All are in use today. Airedale NHS Foundation Trust uses video conferencing to support residents in several hundred care homes across England 24 hours a day, 7 days a week, bringing skilled clinicians “into” their rooms without delay in urgent situations.2 Patients in prisons receive video clinic consultations, typically avoiding travel to hospital outpatient departments and substantially benefiting patients and local healthcare organisations. Shared electronic records are important enablers in both settings. In Shropshire, patients receiving chemotherapy are supported using digital self management tools, a round the clock call centre, and oncology staff, who offer digital and face to face contacts as necessary.
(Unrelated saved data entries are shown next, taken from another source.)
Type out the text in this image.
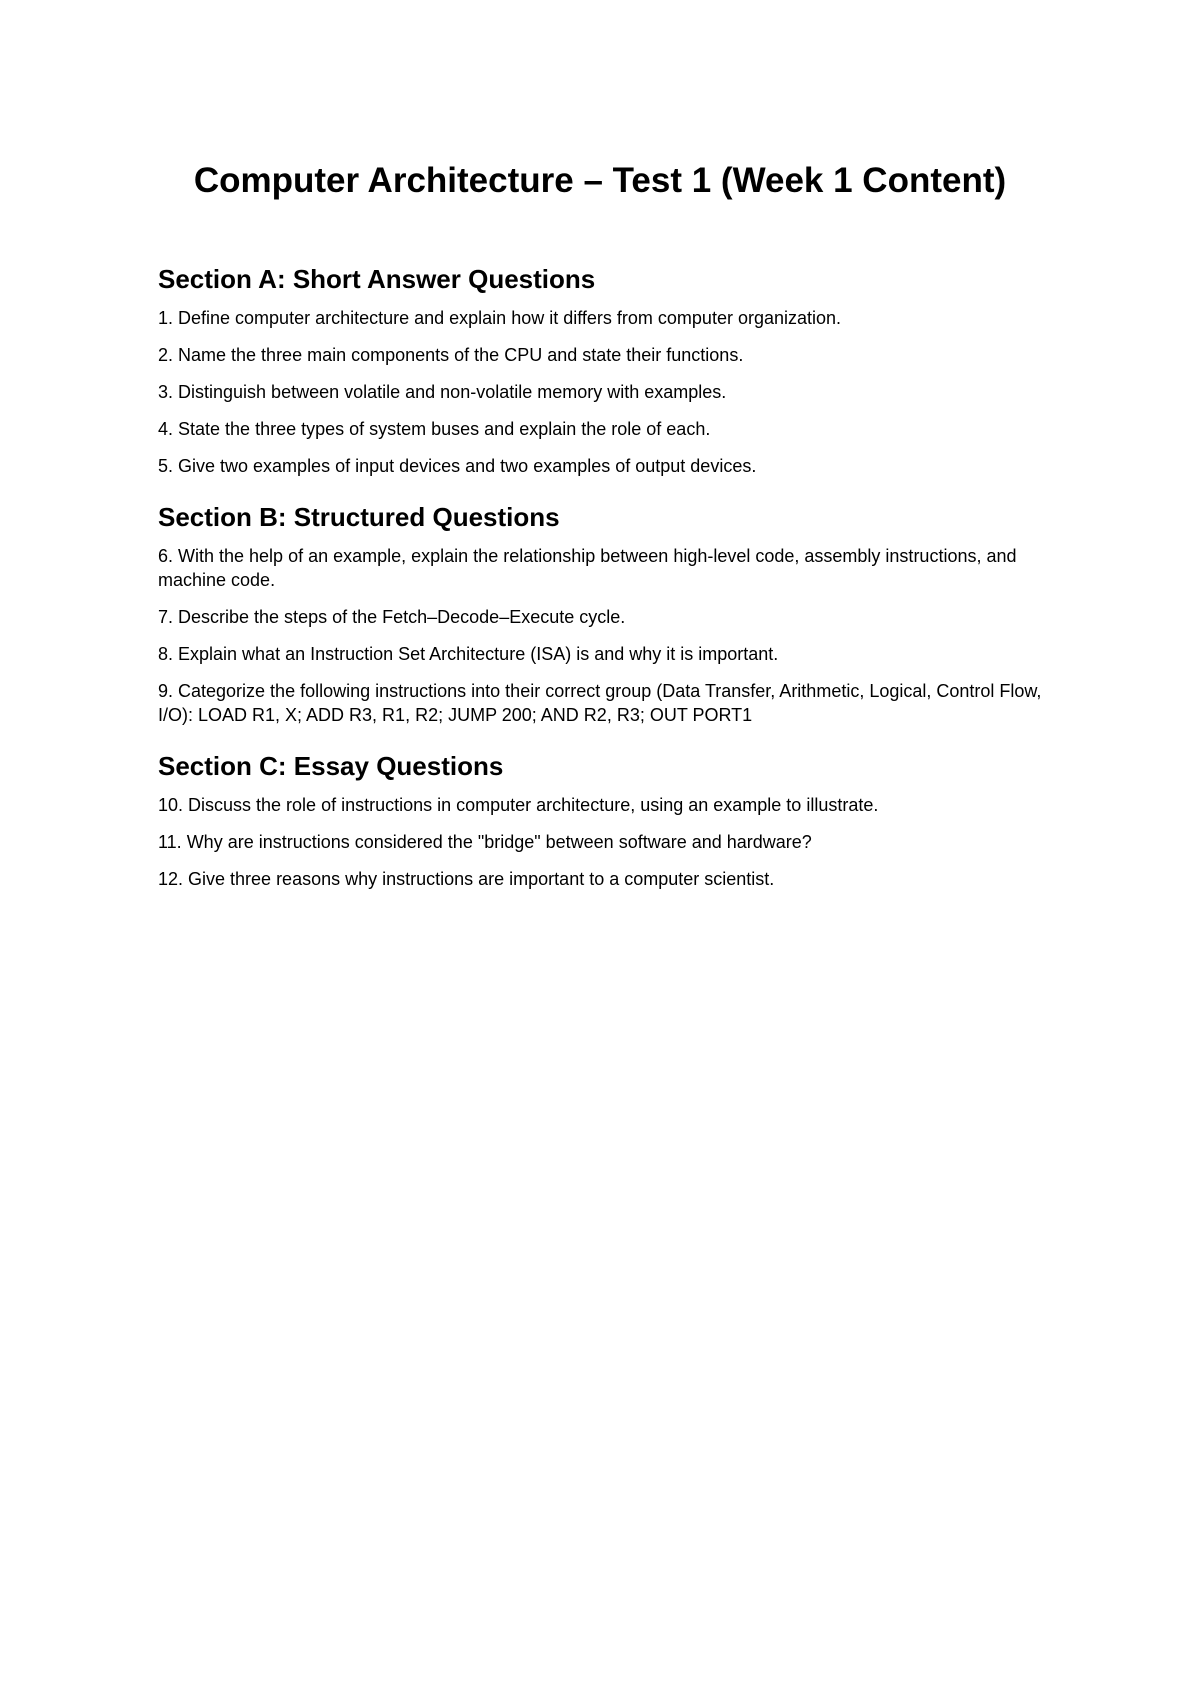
Computer Architecture – Test 1 (Week 1 Content)
Section A: Short Answer Questions

1. Define computer architecture and explain how it differs from computer organization.

2. Name the three main components of the CPU and state their functions.

3. Distinguish between volatile and non-volatile memory with examples.

4. State the three types of system buses and explain the role of each.

5. Give two examples of input devices and two examples of output devices.

Section B: Structured Questions

6. With the help of an example, explain the relationship between high-level code, assembly instructions, and machine code.

7. Describe the steps of the Fetch–Decode–Execute cycle.

8. Explain what an Instruction Set Architecture (ISA) is and why it is important.

9. Categorize the following instructions into their correct group (Data Transfer, Arithmetic, Logical, Control Flow, I/O): LOAD R1, X; ADD R3, R1, R2; JUMP 200; AND R2, R3; OUT PORT1

Section C: Essay Questions

10. Discuss the role of instructions in computer architecture, using an example to illustrate.

11. Why are instructions considered the "bridge" between software and hardware?

12. Give three reasons why instructions are important to a computer scientist.
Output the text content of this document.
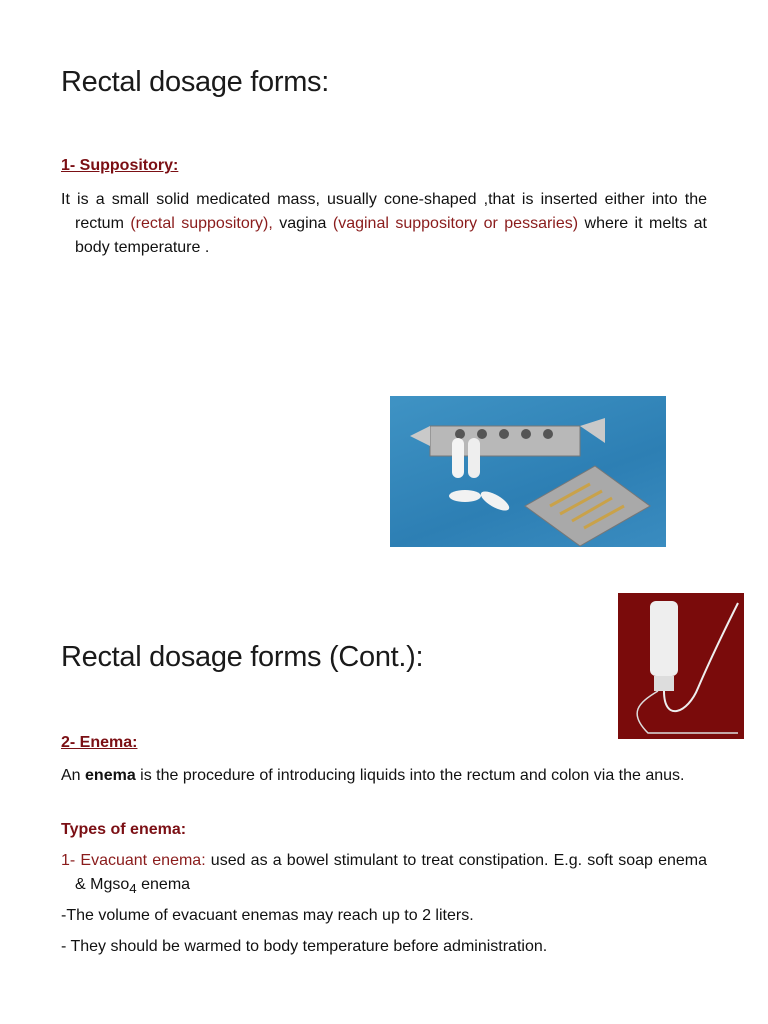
Rectal dosage forms:
1- Suppository:
It is a small solid medicated mass, usually cone-shaped ,that is inserted either into the rectum (rectal suppository), vagina (vaginal suppository or pessaries) where it melts at body temperature .
Rectal dosage forms (Cont.):
2- Enema:
An enema is the procedure of introducing liquids into the rectum and colon via the anus.
Types of enema:
1- Evacuant enema: used as a bowel stimulant to treat constipation. E.g. soft soap enema & Mgso$_4$ enema
-The volume of evacuant enemas may reach up to 2 liters.
- They should be warmed to body temperature before administration.
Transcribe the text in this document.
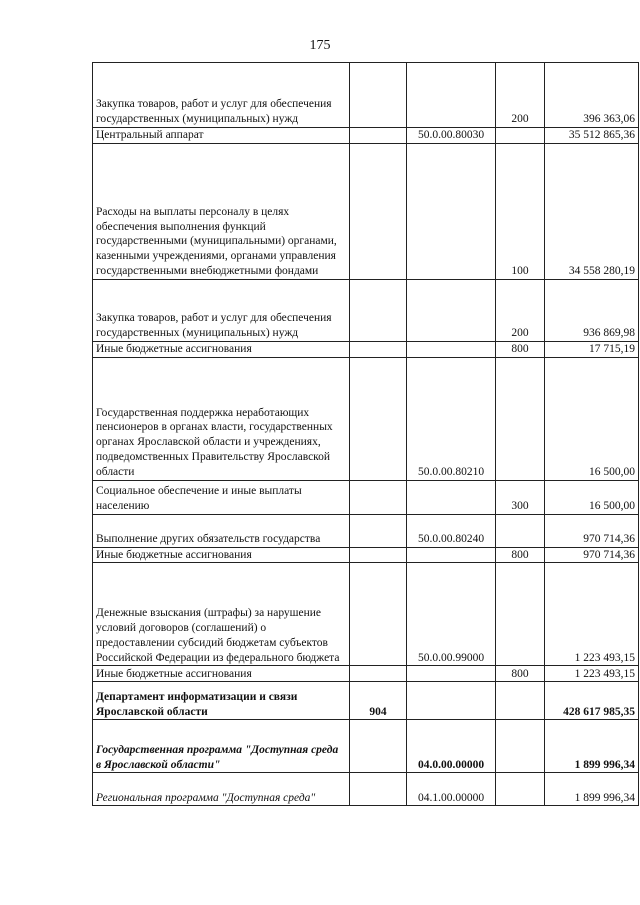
175
Закупка товаров, работ и услуг для обеспечения государственных (муниципальных) нужд			200	396 363,06
Центральный аппарат		50.0.00.80030		35 512 865,36
Расходы на выплаты персоналу в целях обеспечения выполнения функций государственными (муниципальными) органами, казенными учреждениями, органами управления государственными внебюджетными фондами			100	34 558 280,19
Закупка товаров, работ и услуг для обеспечения государственных (муниципальных) нужд			200	936 869,98
Иные бюджетные ассигнования			800	17 715,19
Государственная поддержка неработающих пенсионеров в органах власти, государственных органах Ярославской области и учреждениях, подведомственных Правительству Ярославской области		50.0.00.80210		16 500,00
Социальное обеспечение и иные выплаты населению			300	16 500,00
Выполнение других обязательств государства		50.0.00.80240		970 714,36
Иные бюджетные ассигнования			800	970 714,36
Денежные взыскания (штрафы) за нарушение условий договоров (соглашений) о предоставлении субсидий бюджетам субъектов Российской Федерации из федерального бюджета		50.0.00.99000		1 223 493,15
Иные бюджетные ассигнования			800	1 223 493,15
Департамент информатизации и связи Ярославской области	904			428 617 985,35
Государственная программа "Доступная среда в Ярославской области"		04.0.00.00000		1 899 996,34
Региональная программа "Доступная среда"		04.1.00.00000		1 899 996,34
Blending traditional and new care approaches has led to a 50% reduction in bed days used by this vulnerable group.3 Patients’ reported experiences are excellent in each of these areas.
Existing technologies enable personalised care at scale and new types of consultation and could support integrated healthcare systems. The benefits seem important for service users and care providers—the challenge is to persuade more clinicians to use them.
Many medical staff who become unwell do not, when moving through health systems, take the route offered to their patients. Are they not “voting with their feet?”
Competing interests: The authors are directors of a digital health company.